NVSHMEM
Type: Technology Tags: CUDA, NVIDIA, GPU, PGAS, Distributed Computing, Multi-GPU, HPC, OpenSHMEM Related: NVSHMEM4Py, NCCL, NVIDIA-HPC-X, GPUDirect-RDMA, CUDA-Python, cuda-core, CuPy, PyTorch, cuFFT, cuFFTMp, cuBLAS, NVIDIA-Fortran-CUDA-Interfaces, AmgX Sources: NVIDIA official documentation, https://docs.nvidia.com/nvshmem/, https://docs.nvidia.com/nvshmem/api/api/language_bindings/python/index.html, https://docs.nvidia.com/nvshmem/api/api/language_bindings/python/interoperability.html Last Updated: 2026-04-29
Summary
NVSHMEM is NVIDIA’s implementation of the OpenSHMEM programming model for GPU clusters, providing a Partitioned Global Address Space (PGAS) interface that enables direct GPU-to-GPU communication without CPU orchestration. It supports GPU-initiated one-sided communication (puts/gets), fine-grained asynchronous data transfers, and interoperability with MPI. NVSHMEM4Py provides the official Python language binding for NVSHMEM.
Detail
Purpose
Traditional multi-GPU programming models (MPI, NCCL) require CPU involvement to orchestrate communication.

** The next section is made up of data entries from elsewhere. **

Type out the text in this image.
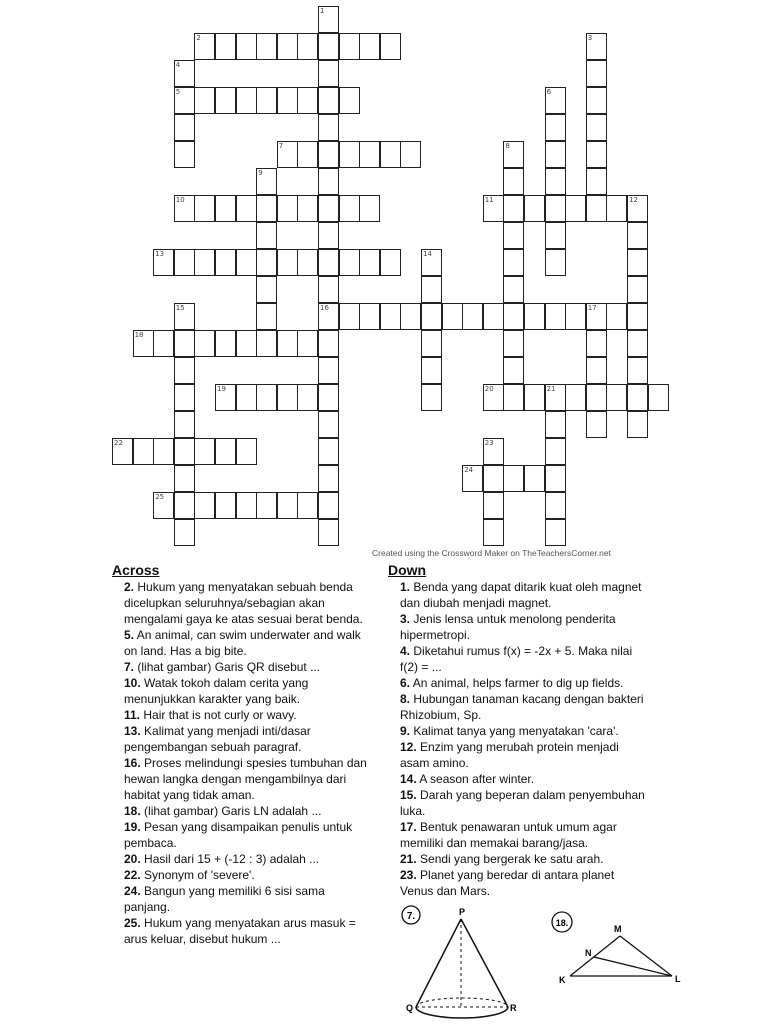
1
16
2	3
4
5	6
7	8
9
10	11	12
13	14
15	17
18
19	20	21
22	23
24
25
Created using the Crossword Maker on TheTeachersCorner.net
Across

2. Hukum yang menyatakan sebuah benda dicelupkan seluruhnya/sebagian akan mengalami gaya ke atas sesuai berat benda.

5. An animal, can swim underwater and walk on land. Has a big bite.

7. (lihat gambar) Garis QR disebut ...

10. Watak tokoh dalam cerita yang menunjukkan karakter yang baik.

11. Hair that is not curly or wavy.

13. Kalimat yang menjadi inti/dasar pengembangan sebuah paragraf.

16. Proses melindungi spesies tumbuhan dan hewan langka dengan mengambilnya dari habitat yang tidak aman.

18. (lihat gambar) Garis LN adalah ...

19. Pesan yang disampaikan penulis untuk pembaca.

20. Hasil dari 15 + (-12 : 3) adalah ...

22. Synonym of 'severe'.

24. Bangun yang memiliki 6 sisi sama panjang.

25. Hukum yang menyatakan arus masuk = arus keluar, disebut hukum ...

Down

1. Benda yang dapat ditarik kuat oleh magnet dan diubah menjadi magnet.

3. Jenis lensa untuk menolong penderita hipermetropi.

4. Diketahui rumus f(x) = -2x + 5. Maka nilai f(2) = ...

6. An animal, helps farmer to dig up fields.

8. Hubungan tanaman kacang dengan bakteri Rhizobium, Sp.

9. Kalimat tanya yang menyatakan 'cara'.

12. Enzim yang merubah protein menjadi asam amino.

14. A season after winter.

15. Darah yang beperan dalam penyembuhan luka.

17. Bentuk penawaran untuk umum agar memiliki dan memakai barang/jasa.

21. Sendi yang bergerak ke satu arah.

23. Planet yang beredar di antara planet Venus dan Mars.

7.	P
Q	R
18.
M
N
K	L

NVSHMEM enables GPUs to directly access memory on remote GPUs using one-sided put/get operations initiated from CUDA kernels, eliminating CPU synchronization bottlenecks and enabling fine-grained, irregular communication patterns that are difficult to express with collective operations.
Key Features
- PGAS (Partitioned Global Address Space): unified address space across all GPUs in a cluster
- GPU-initiated one-sided communication: put, get, atomic operations from CUDA kernels
- CPU-initiated and CUDA stream-based operation modes
- Low-overhead one-sided primitives (initiating process specifies all transfer details)

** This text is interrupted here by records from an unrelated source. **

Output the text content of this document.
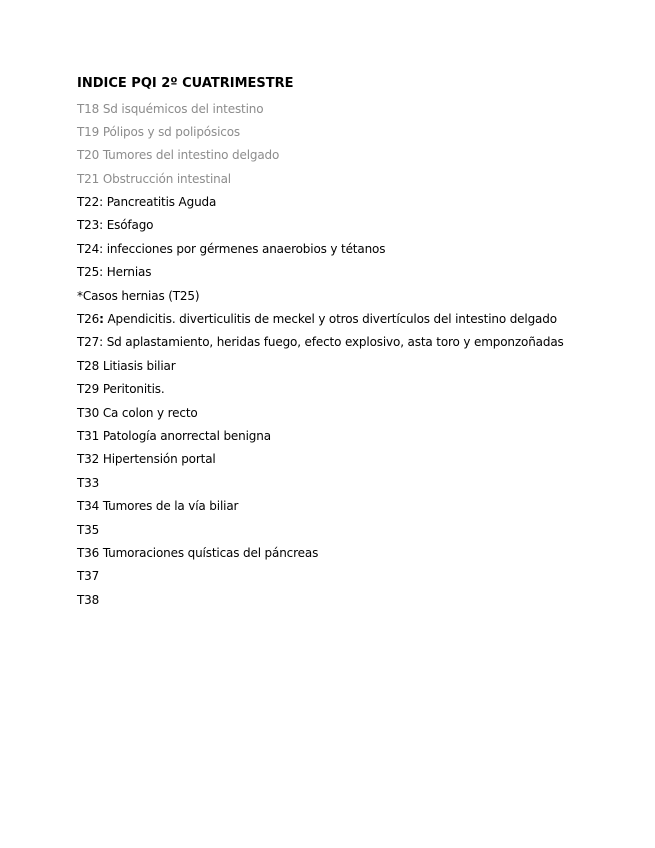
INDICE PQI 2º CUATRIMESTRE
T18 Sd isquémicos del intestino
T19 Pólipos y sd polipósicos
T20 Tumores del intestino delgado
T21 Obstrucción intestinal
T22: Pancreatitis Aguda
T23: Esófago
T24: infecciones por gérmenes anaerobios y tétanos
T25: Hernias
*Casos hernias (T25)
T26: Apendicitis. diverticulitis de meckel y otros divertículos del intestino delgado
T27: Sd aplastamiento, heridas fuego, efecto explosivo, asta toro y emponzoñadas
T28 Litiasis biliar
T29 Peritonitis.
T30 Ca colon y recto
T31 Patología anorrectal benigna
T32 Hipertensión portal
T33
T34 Tumores de la vía biliar
T35
T36 Tumoraciones quísticas del páncreas
T37
T38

- Asynchronous design: overlaps computation and communication
- MPI interoperability for hybrid programming models
- Compatible with OpenSHMEM implementations
- Multi-architecture support: x86 and Arm processors
- NVSHMEM4Py: official Python language binding with host APIs, Python device APIs, and CuPy/PyTorch interoperability.
- Used by cuFFTMp for multi-node FFT communication
Use Cases
- Quantum chromodynamics (QCD) simulations via QUDA library
- Spatial-parallel deep learning convolutions
- Irregular communication patterns in sparse solvers
- HPC applications with fine-grained neighbor communication
- Molecular dynamics with non-collective communication patterns
- Graph analytics with irregular data access
Hardware Requirements
- NVIDIA GPU with CUDA support
- NVLink for intra-node GPU communication
- InfiniBand or RoCE for inter-node GPU communication
- GPU cluster environment required for multi-node use
Language Bindings
- C and C++ (primary API)
- Python via NVSHMEM4Py
Connections
- NCCL — NCCL handles collective operations; NVSHMEM handles fine-grained point-to-point PGAS communication
- NVSHMEM4Py — official Python binding for NVSHMEM, including symmetric memory and Python GPU library interoperability.
- CUDA-Python and cuda-core — NVSHMEM4Py participates in the current Python CUDA stack and uses cuda-core concepts for device/stream setup.
- NVIDIA-HPC-X — HPC-X includes SHMEM/PGAS communication libraries that sit near NVSHMEM’s GPU-cluster programming model
- GPUDirect-RDMA — NVSHMEM relies on GPU-aware RDMA paths for inter-node GPU communication
- cuFFT and cuFFTMp — cuFFTMp uses NVSHMEM for multi-node distributed FFT communication
- NVIDIA-Fortran-CUDA-Interfaces - current Fortran CUDA interfaces include NVSHMEM module/interface coverage.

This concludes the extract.